An artisanal net-caster fisherman in Laguna, Brazil. (Fabio G. Daura-Jorge via SWNS)

The research team combined drones, hydrophones and underwater cameras to capture the mechanics of the partnership, conducted long-term demographic surveys for dolphins and interviewed and observed the fishers.

Their findings, published in the journal Proceedings of the National Academy of Sciences (PNAS), show that foraging synchrony between dolphins and fishers "substantially increases" the probability of catching fish and the number of fish caught.

The benefit then supports the dolphins’ survival as those who engage in cooperative fishing in the area have a 13 percent increase in survival rates – and the financial well-being of the fishers.

The researchers also found that the fishers’ understanding of the fishing tradition matched the evidence produced through scientific tools and methods.

Dr.
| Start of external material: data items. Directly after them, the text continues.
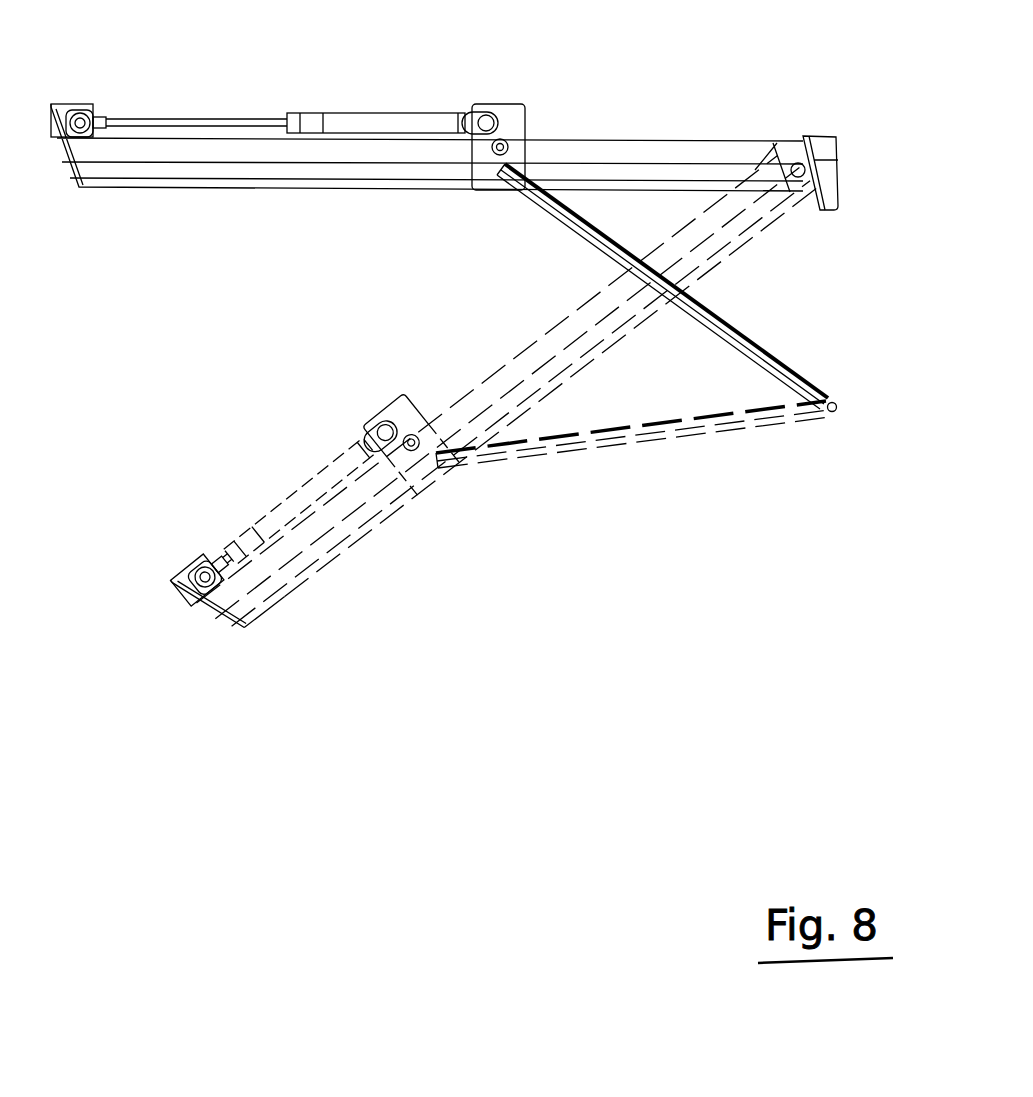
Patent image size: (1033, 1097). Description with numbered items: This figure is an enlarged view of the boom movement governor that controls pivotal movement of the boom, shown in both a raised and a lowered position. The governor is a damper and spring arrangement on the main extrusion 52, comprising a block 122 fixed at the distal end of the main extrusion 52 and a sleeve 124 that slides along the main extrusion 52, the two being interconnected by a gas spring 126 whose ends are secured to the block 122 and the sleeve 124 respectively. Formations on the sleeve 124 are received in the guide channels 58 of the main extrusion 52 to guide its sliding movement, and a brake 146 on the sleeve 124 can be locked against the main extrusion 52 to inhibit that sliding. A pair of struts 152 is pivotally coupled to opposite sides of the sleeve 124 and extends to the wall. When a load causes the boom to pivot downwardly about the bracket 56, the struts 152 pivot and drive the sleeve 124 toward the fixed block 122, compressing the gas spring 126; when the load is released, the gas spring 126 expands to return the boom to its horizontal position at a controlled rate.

The main extrusion 52 is at (150, 190).
The bracket 56 is at (820, 142).
The guide channels 58 is at (272, 170).
The block 122 is at (65, 110).
The sleeve 124 is at (514, 113).
The gas spring 126 is at (335, 105).
The brake 146 is at (510, 144).
The struts 152 is at (768, 357).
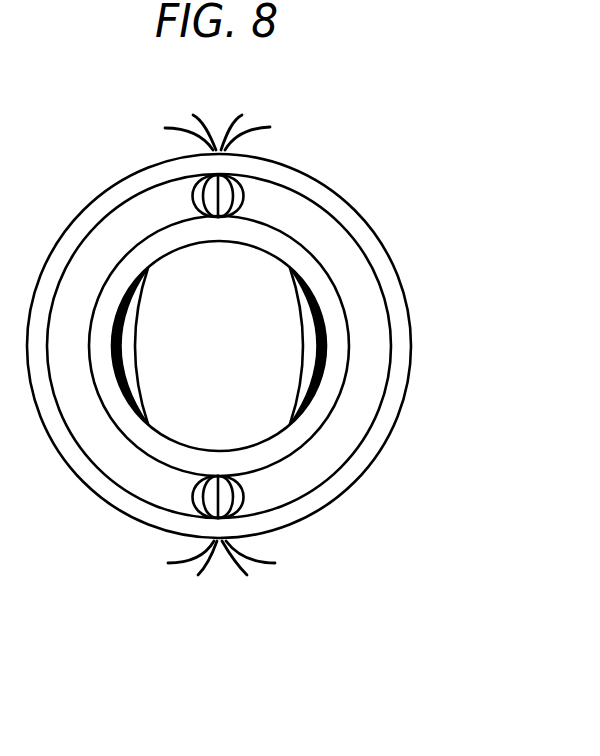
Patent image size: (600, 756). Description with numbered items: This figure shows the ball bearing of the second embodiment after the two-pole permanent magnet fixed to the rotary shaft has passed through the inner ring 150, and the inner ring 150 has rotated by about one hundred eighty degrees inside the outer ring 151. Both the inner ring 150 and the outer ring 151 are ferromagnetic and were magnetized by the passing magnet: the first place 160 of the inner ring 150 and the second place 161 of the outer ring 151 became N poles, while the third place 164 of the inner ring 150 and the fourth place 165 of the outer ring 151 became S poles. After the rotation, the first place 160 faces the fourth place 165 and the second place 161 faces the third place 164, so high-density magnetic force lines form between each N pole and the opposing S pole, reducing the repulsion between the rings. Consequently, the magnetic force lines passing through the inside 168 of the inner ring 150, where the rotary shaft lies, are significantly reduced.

The inner ring 150 is at (333, 370).
The outer ring 151 is at (380, 428).
The first place 160 is at (237, 466).
The second place 161 is at (233, 163).
The third place 164 is at (245, 232).
The fourth place 165 is at (240, 528).
The inside of the inner circumferential surface of the inner ring 168 is at (250, 323).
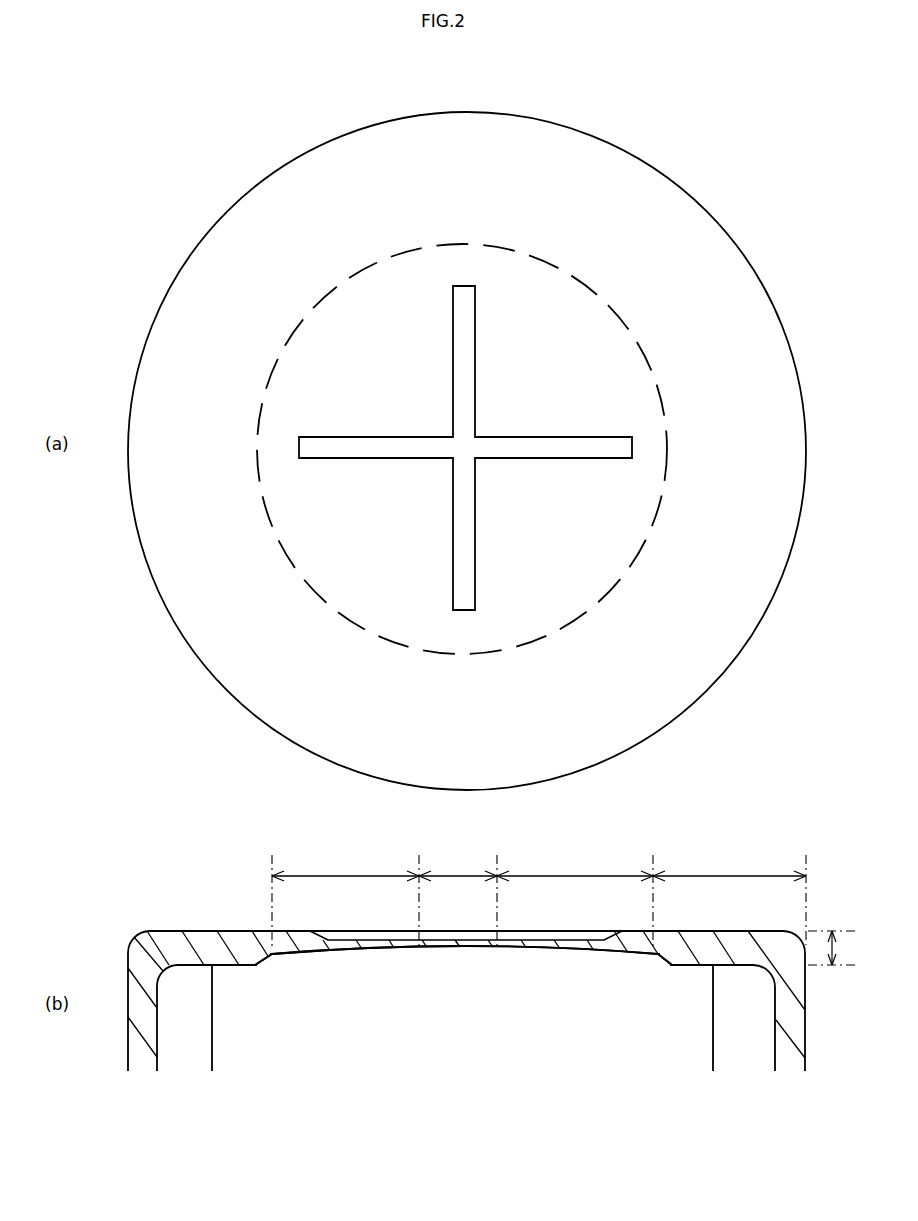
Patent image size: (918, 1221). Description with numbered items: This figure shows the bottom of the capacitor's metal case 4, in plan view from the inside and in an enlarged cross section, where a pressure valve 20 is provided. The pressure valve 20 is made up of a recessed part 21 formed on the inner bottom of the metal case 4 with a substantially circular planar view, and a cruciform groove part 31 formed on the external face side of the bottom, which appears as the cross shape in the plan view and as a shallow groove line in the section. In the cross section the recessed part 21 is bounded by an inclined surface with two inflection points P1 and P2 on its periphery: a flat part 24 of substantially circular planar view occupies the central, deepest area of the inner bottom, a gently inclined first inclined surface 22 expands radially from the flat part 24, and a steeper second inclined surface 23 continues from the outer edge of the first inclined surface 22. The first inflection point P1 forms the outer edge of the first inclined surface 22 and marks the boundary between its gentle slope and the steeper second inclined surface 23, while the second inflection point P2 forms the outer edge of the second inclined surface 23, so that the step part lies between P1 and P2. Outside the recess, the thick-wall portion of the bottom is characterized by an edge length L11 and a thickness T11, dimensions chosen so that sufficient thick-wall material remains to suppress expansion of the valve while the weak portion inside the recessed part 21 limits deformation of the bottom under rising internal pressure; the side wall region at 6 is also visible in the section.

Cantor said: “Questionnaires and direct observations are different ways to look at the same phenomenon, and they match up well.

“By integrating these together, we could then get the most complete and reliable picture of how this system works and, most importantly, how it benefits both fishers and dolphins.”

Prof. Farine said most interspecific interactions, including those between humans and other animals, are competitive rather than mutually beneficial, but not in the case of the dolphins and fishers.

He added: “This makes this system of substantial scientific interest, as it can help us to understand under what conditions cooperation can evolve and – of growing importance in our rapidly changing world – under what conditions it might go extinct, or flip from a cooperative to a competitive interaction.”

Traditional cooperative fishing between Lahille's bottlenose dolphins and artisanal net-casting fishers in Laguna. (Mauricio Cantor via SWNS)

The researchers suggest conservation action is needed to ensure the future of the practice.

Both the dolphins and the fishers are reliant on a strong and healthy fish population for the cooperative relationship to succeed.

But in recent years, the region has seen reduced availability of fish.

And Prof. Daura-Jorge warned that there is also reduced interest in learning the tradition.

He said: “We don’t know what is going to happen in the future, but our best guess, using our best data and best models, is that if things keep going the way they are right now, there will be a time when the interaction will no longer be of interest by at least one of the predators – the dolphins or the fishers."

Dr. Cantor added: “This phenomenon of mutually-beneficial interaction between wildlife and humans is getting more and more rare and seems to be at global risk.

“The cultural value and the biological diversity are important, and it’s important to preserve it.”